Revitalising a local landmark of working class production as a public space for individuals to experiment with ceramic-based making facilities. A proposed platform for re-construction and re-investment in the isolated, former industry borough of Newham.
A nexus of experimental ceramic making facilities where materials and community can work together through hand building, exchange and activity. Replacing raw material with waste locally produced to create sustainable making and construction processes for the future. Occupying a disused grain silo, located alongside the Royal Docks, West Silvertown, this proposal will utilise the derelict, industrial fabric of the past and celebrate the hands-on spirit of the sites history.
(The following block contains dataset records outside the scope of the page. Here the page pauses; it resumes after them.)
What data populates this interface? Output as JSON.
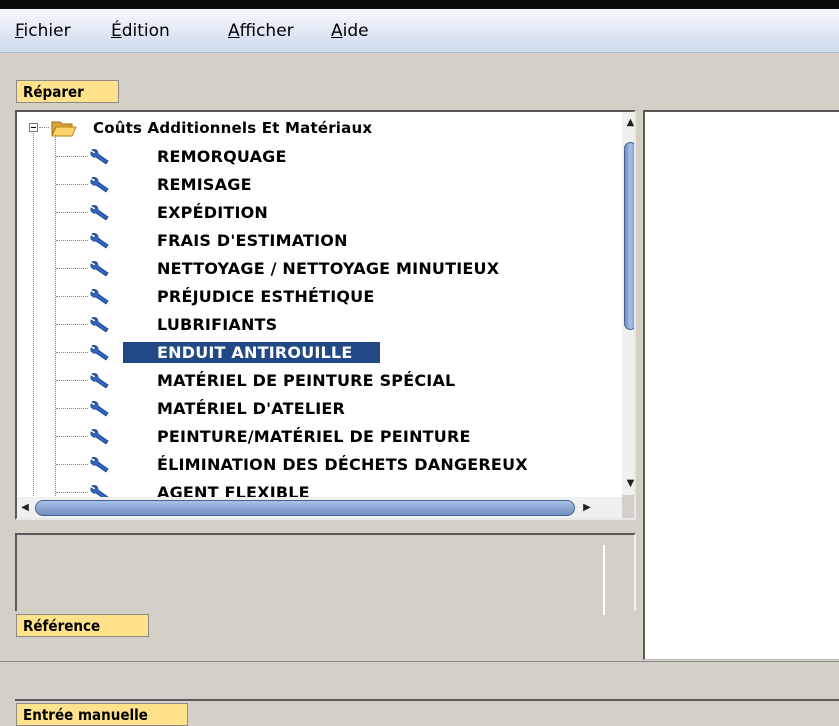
{
  "menu": {
    "items": [
      {
        "accel": "F",
        "rest": "ichier"
      },
      {
        "accel": "É",
        "rest": "dition"
      },
      {
        "accel": "A",
        "rest": "fficher"
      },
      {
        "accel": "A",
        "rest": "ide"
      }
    ]
  },
  "tabs": {
    "repair": "Réparer",
    "reference": "Référence",
    "manual_entry": "Entrée manuelle"
  },
  "tree": {
    "root_label": "Coûts Additionnels Et Matériaux",
    "selected_index": 7,
    "items": [
      "REMORQUAGE",
      "REMISAGE",
      "EXPÉDITION",
      "FRAIS D'ESTIMATION",
      "NETTOYAGE / NETTOYAGE MINUTIEUX",
      "PRÉJUDICE ESTHÉTIQUE",
      "LUBRIFIANTS",
      "ENDUIT ANTIROUILLE",
      "MATÉRIEL DE PEINTURE SPÉCIAL",
      "MATÉRIEL D'ATELIER",
      "PEINTURE/MATÉRIEL DE PEINTURE",
      "ÉLIMINATION DES DÉCHETS DANGEREUX",
      "AGENT FLEXIBLE"
    ]
  },
  "colors": {
    "tab_bg": "#ffe28a",
    "selection": "#224985",
    "scroll_thumb": "#6f8fc0"
  }
}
Reinvigorating the former factory as a means to deconstruct local discarded ceramic objects and surrounding building waste such as bricks, tiles and concrete to be used as new material for the workshops.
It aims to drive social change by enabling public access to a series of workshops that investigate material, skill, learning and craft as a communal activity for the surrounding community and local crafts-people. A place to both explore how inanimate objects enable people – individually and collectively – to form and transform themselves, as well as to produce, test and implement ideas for the future of the area. Clay is the material that enables this process to unfold: responsive and flexible, choreographed by body, hands and mind through a labour- intensive process. Following two years of a pandemic, a fractured local community experiencing gentrification, about to become absorbed with a middle class housing development – there is not only the need for public, social space but for involvement of individuals in the construction of their spaces. Acting as a way of developing local economies and artistic education, forming a creative ecology where community, artists and creatives can become economic engines for neighbourhoods and a space that has been devalued.